When determining the radius of convergence of a power series, when should I use the ratio (a[sub n+1] / a[sub n]) test versus the root (|a[sub n]|^(1/n)) test?

I know that I'm supposed to use the ratio only when there are factorials, but other than that, are these tests basically interchangeable?

Also, are there any differences in usage/application of the tests in the context of determining the radius of convergence of a power series?

Thanks

Last edited: Mar 16, 2009
2. Mar 16, 2009

### brush

So, for instance, how do I determine the radius of convergence of:

$$\sum^{\infty}_{n=0}\left(\frac{x^{n}}{n^{2}+1}\right)$$

Thanks again

Last edited: Mar 16, 2009
3. Mar 16, 2009

### yyat

Hi brush!

Both the ratio and the root test "work" in all cases (they are proven theorems), but which one is easier to use depends on the concrete form of the a_n.
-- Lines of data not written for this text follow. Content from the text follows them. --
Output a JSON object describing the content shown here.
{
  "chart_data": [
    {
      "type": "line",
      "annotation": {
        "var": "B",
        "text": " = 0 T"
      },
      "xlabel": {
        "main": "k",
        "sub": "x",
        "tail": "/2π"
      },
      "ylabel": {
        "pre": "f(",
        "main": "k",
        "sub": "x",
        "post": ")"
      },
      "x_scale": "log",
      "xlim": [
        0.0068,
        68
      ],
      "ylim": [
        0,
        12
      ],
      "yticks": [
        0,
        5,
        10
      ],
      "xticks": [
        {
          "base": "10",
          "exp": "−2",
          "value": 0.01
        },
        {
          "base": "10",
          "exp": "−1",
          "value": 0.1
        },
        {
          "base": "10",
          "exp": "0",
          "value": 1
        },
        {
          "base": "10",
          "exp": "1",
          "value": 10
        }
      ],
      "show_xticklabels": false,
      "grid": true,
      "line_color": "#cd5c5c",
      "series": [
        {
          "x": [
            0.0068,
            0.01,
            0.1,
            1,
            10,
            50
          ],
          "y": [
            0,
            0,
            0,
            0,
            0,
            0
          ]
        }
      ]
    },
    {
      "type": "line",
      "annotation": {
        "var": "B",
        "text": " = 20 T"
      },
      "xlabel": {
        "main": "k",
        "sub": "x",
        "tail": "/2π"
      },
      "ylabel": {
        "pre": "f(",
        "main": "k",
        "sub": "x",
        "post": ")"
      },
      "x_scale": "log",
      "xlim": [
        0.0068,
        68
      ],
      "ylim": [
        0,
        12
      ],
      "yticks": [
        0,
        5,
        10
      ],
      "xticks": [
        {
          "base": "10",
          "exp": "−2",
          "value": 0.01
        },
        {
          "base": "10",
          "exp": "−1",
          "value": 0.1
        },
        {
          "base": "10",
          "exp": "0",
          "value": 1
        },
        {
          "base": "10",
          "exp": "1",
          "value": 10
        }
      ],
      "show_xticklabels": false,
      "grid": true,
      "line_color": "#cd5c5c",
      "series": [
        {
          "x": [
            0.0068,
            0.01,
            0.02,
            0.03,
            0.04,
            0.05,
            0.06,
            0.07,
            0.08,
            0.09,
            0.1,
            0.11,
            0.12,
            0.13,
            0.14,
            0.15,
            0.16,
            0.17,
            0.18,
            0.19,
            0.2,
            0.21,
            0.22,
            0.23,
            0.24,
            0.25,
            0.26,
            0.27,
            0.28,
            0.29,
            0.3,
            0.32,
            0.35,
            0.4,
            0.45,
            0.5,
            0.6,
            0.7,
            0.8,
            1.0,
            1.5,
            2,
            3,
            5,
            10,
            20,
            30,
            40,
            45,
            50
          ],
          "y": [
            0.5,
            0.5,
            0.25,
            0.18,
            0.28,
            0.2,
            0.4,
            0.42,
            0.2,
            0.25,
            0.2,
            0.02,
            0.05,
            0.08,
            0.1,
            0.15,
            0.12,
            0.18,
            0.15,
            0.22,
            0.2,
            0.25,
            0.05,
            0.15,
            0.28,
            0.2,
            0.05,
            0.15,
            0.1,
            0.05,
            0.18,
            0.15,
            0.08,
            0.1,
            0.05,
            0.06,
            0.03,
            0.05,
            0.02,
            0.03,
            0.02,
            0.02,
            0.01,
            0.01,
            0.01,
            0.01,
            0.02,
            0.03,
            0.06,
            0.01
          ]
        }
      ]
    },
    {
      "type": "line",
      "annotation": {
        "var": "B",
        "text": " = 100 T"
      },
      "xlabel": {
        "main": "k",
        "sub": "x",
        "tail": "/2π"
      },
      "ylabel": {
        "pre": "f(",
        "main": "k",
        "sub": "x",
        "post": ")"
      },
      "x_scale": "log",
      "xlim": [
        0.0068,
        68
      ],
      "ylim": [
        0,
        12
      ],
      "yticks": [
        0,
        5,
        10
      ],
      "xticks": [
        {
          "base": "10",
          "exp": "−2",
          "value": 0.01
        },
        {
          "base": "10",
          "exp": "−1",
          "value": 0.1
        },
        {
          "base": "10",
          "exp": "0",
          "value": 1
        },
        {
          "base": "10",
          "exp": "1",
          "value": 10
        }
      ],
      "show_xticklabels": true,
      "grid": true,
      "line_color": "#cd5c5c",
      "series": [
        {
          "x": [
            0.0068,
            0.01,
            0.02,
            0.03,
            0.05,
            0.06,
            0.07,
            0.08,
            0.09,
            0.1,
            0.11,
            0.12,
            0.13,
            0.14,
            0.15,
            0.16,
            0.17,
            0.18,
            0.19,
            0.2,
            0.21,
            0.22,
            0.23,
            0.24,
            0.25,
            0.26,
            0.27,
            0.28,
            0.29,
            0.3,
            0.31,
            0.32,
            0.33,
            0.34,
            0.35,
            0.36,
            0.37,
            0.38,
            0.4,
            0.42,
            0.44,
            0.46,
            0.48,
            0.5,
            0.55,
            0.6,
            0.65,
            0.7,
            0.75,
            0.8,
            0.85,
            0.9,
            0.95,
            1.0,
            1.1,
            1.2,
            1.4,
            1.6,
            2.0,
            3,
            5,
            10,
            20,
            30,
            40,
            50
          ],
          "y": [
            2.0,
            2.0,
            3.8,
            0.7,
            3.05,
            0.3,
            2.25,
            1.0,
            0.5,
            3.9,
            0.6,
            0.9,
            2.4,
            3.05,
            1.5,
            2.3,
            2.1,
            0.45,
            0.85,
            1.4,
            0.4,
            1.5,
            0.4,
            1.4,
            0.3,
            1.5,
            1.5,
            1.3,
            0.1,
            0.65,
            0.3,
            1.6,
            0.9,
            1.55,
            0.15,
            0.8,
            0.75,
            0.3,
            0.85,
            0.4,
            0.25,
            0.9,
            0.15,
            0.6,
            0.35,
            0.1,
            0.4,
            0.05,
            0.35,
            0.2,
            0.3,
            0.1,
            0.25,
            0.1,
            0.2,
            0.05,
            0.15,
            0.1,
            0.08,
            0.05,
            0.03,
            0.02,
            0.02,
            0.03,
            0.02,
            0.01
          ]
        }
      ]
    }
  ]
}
The ratio test is probably used more often then the root test.

In your particular example, try the ratio test.

4. Mar 16, 2009

### brush

Thank you for the reply, yyat!

The confusion I was having was because I kept getting different results from the ratio and root test, but I have figured out what I was doing wrong.

In the case above, both the root and ratio tests should yield (I think):

$$\left|x\right| = 1$$

5. Mar 16, 2009

### yyat

Yes, the radius of convergence is 1, that means the series converges for |x|<1. Note though that this tells you nothing about convergence at points with |x|=1, that needs to be checked separately.